Адам, который все это время спокойно молча слушал, нахмурился и задумался. Было видно, как он изо всех сил напрягает память.
— Даже не знаю… Я не обращал внимания… Она старалась избегать общества. Я точно помню, что пару раз какой-то знакомый окликал ее на улице… Видно было, что это именно знакомый, а не чужой мужик, который к ней клеится. Я так пару раз видел, как она нетерпеливо пытается отделаться от назойливых знакомых, и тогда испытывал что-то вроде злорадства. Кажется, один раз я видел, как с ней заговорила женщина… Но это очень смутные воспоминания, я никого не сумел бы описать. Но в целом такие ситуации случались, а для мальчишки в моем тогдашнем возрасте они были гораздо интереснее, чем какие-то там проявления чувств.
Возняк кивнул и окончательно принял решение.
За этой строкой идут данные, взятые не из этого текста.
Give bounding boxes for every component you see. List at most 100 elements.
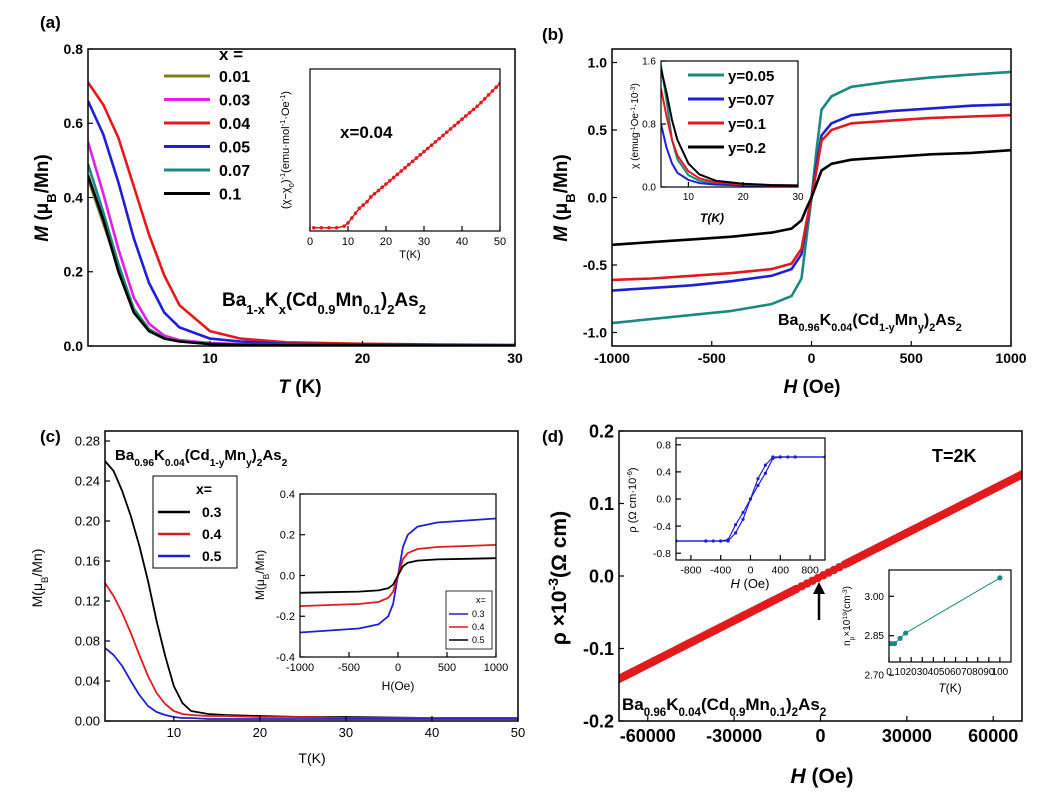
data-point bbox=[793, 455, 797, 459]
x-tick-label: 60000 bbox=[968, 726, 1018, 746]
text-part: 0.1 bbox=[363, 302, 381, 317]
x-tick-label: -500 bbox=[338, 662, 360, 674]
text-part: H bbox=[790, 765, 806, 788]
inset-y-label: (χ−χ0)-1(emu·mol-1·Oe-1) bbox=[278, 91, 296, 209]
data-point bbox=[1017, 470, 1022, 479]
inset-ticks: -800 -400 0 400 800 -0.8 -0.4 0.0 0.4 0.8 bbox=[653, 439, 819, 576]
x-tick-label: -800 bbox=[680, 565, 701, 577]
text-part: -1 bbox=[630, 107, 637, 113]
y-tick-label: 0.4 bbox=[656, 467, 671, 479]
text-part: Ba bbox=[115, 447, 135, 464]
x-tick-label: -400 bbox=[710, 565, 731, 577]
x-tick-label: 50 bbox=[494, 236, 506, 248]
y-tick-label: 0.0 bbox=[588, 189, 608, 205]
panel-c-frame bbox=[104, 430, 519, 722]
inset-annotation: x=0.04 bbox=[340, 123, 393, 142]
text-part: As bbox=[798, 695, 820, 714]
x-axis-label: H (Oe) bbox=[783, 377, 840, 398]
text-part: ρ ×10 bbox=[548, 591, 571, 645]
legend-label: 0.4 bbox=[202, 526, 222, 542]
x-tick-label: 30 bbox=[418, 236, 430, 248]
text-part: K bbox=[666, 695, 679, 714]
legend-label: 0.04 bbox=[219, 116, 250, 133]
text-part: T bbox=[938, 681, 947, 695]
legend-label: 0.03 bbox=[219, 93, 250, 110]
y-tick-label: 2.85 bbox=[865, 631, 885, 642]
text-part: M bbox=[32, 225, 53, 242]
inset-series bbox=[676, 455, 825, 543]
x-tick-label: 40 bbox=[456, 236, 468, 248]
y-tick-label: 0.4 bbox=[64, 189, 84, 205]
legend-title: x = bbox=[219, 45, 243, 64]
x-tick-label: 90 bbox=[983, 667, 995, 678]
text-part: x bbox=[279, 302, 287, 317]
text-part: ) bbox=[924, 312, 929, 329]
y-tick-label: 0.28 bbox=[75, 434, 100, 449]
y-tick-label: 0.0 bbox=[280, 570, 295, 582]
inset-legend-label: 0.3 bbox=[472, 609, 485, 619]
x-tick-label: 30000 bbox=[882, 726, 932, 746]
x-tick-label: 0 bbox=[886, 667, 892, 678]
text-part: 2 bbox=[792, 707, 798, 719]
text-part: n bbox=[842, 640, 853, 646]
inset2-x-label: T(K) bbox=[938, 681, 961, 695]
data-point bbox=[726, 539, 730, 543]
text-part: Ba bbox=[222, 290, 247, 311]
legend-label: y=0.07 bbox=[728, 92, 774, 109]
inset-line bbox=[313, 83, 500, 229]
text-part: (cm bbox=[842, 595, 853, 612]
x-tick-label: 800 bbox=[801, 565, 819, 577]
data-point bbox=[719, 539, 723, 543]
x-axis-label: T (K) bbox=[278, 377, 321, 398]
text-part: ) bbox=[280, 179, 292, 183]
panel-label: (d) bbox=[542, 427, 564, 446]
inset-bg bbox=[310, 69, 500, 231]
y-axis-label: M(μB/Mn) bbox=[29, 549, 51, 608]
text-part: ) bbox=[842, 586, 853, 589]
text-part: -1 bbox=[278, 120, 287, 127]
data-point bbox=[741, 517, 745, 521]
y-axis-label: M (μB/Mn) bbox=[32, 154, 59, 242]
data-point bbox=[756, 483, 760, 488]
text-part: As bbox=[394, 290, 418, 311]
legend-label: 0.01 bbox=[219, 69, 250, 86]
y-axis-label: M (μB/Mn) bbox=[551, 154, 578, 242]
data-point bbox=[748, 497, 753, 501]
y-tick-label: 0.4 bbox=[280, 489, 295, 501]
x-tick-label: 10 bbox=[167, 725, 181, 740]
x-tick-label: 500 bbox=[438, 662, 456, 674]
x-tick-label: 10 bbox=[683, 192, 695, 203]
inset-series bbox=[312, 81, 500, 230]
x-tick-label: 20 bbox=[906, 667, 918, 678]
legend-label: y=0.2 bbox=[728, 140, 766, 157]
inset-x-label: H (Oe) bbox=[730, 576, 769, 591]
y-tick-label: 0.0 bbox=[656, 494, 671, 506]
data-point bbox=[734, 531, 738, 535]
legend-label: 0.1 bbox=[219, 187, 241, 204]
text-part: (Cd bbox=[286, 290, 318, 311]
text-part: 2 bbox=[419, 302, 426, 317]
text-part: ) bbox=[252, 447, 257, 464]
text-part: (μ bbox=[551, 203, 572, 226]
y-tick-label: 2.70 bbox=[865, 671, 885, 682]
text-part: ·Oe bbox=[280, 101, 292, 119]
text-part: /Mn) bbox=[29, 549, 45, 577]
y-tick-label: 0.2 bbox=[589, 421, 614, 441]
panel-label: (c) bbox=[40, 427, 61, 446]
y-tick-label: 0.2 bbox=[280, 530, 295, 542]
x-tick-label: 0 bbox=[815, 726, 825, 746]
y-tick-label: 0.0 bbox=[589, 566, 614, 586]
x-tick-label: 70 bbox=[961, 667, 973, 678]
inset-legend-title: x= bbox=[476, 595, 486, 605]
panel-label: (b) bbox=[542, 25, 564, 44]
x-tick-label: 10 bbox=[342, 236, 354, 248]
text-part: 2 bbox=[257, 458, 263, 469]
text-part: ) bbox=[381, 290, 387, 311]
text-part: 0.9 bbox=[318, 302, 336, 317]
panel-c-ticks: 10 20 30 40 500.000.040.080.120.160.200.240.… bbox=[75, 434, 526, 740]
data-point bbox=[741, 510, 745, 515]
y-tick-label: 1.6 bbox=[642, 57, 656, 68]
inset2-y-label: np×1019(cm-3) bbox=[842, 586, 856, 646]
text-part: B bbox=[563, 193, 578, 202]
— Хорошо, я вам расскажу, хотя такие вещи свидетелям обычно не говорят. У нее, у этой валькирии, есть многолетний постоянный поклонник. Он неотвязно крутится возле нее, особенно после того, как остался на поле боя один: муж валькирии умер, а вымечтанный хахаль… простите, это ее подруга так выражается… бросил ее и смылся. Похоже на то, что круг знакомых о его смерти не знает: пропал из поля зрения и все.
— Ты в конце концов отыскал эту чернокудрую гаубицу? — потеряла терпение Эва — Ты ее допрашивал?
— Еще нет. Она у меня под рукой, и я хочу поймать ее дома, посмотреть, что я там найду, пока без ордера на обыск. Этого обожателя я тоже знаю, зовут его Валериан Рептилло, и он тоже из бывших властителей жизни, а ныне бизнесмен. Я собираю о нем сведения…
— Интересно, помнит ли он, что делал шестого июня соответствующего года, — ехидно буркнула Эва — Потому что он как раз подходит под мою теорию.
— Я с этим согласен, — энергично вмешался Адам. — Я уже говорил, что сомневаюсь, чтобы ситца убила женщина. Они его маниакально обожали. Так что пригодился бы какой-нибудь подозрительный тип.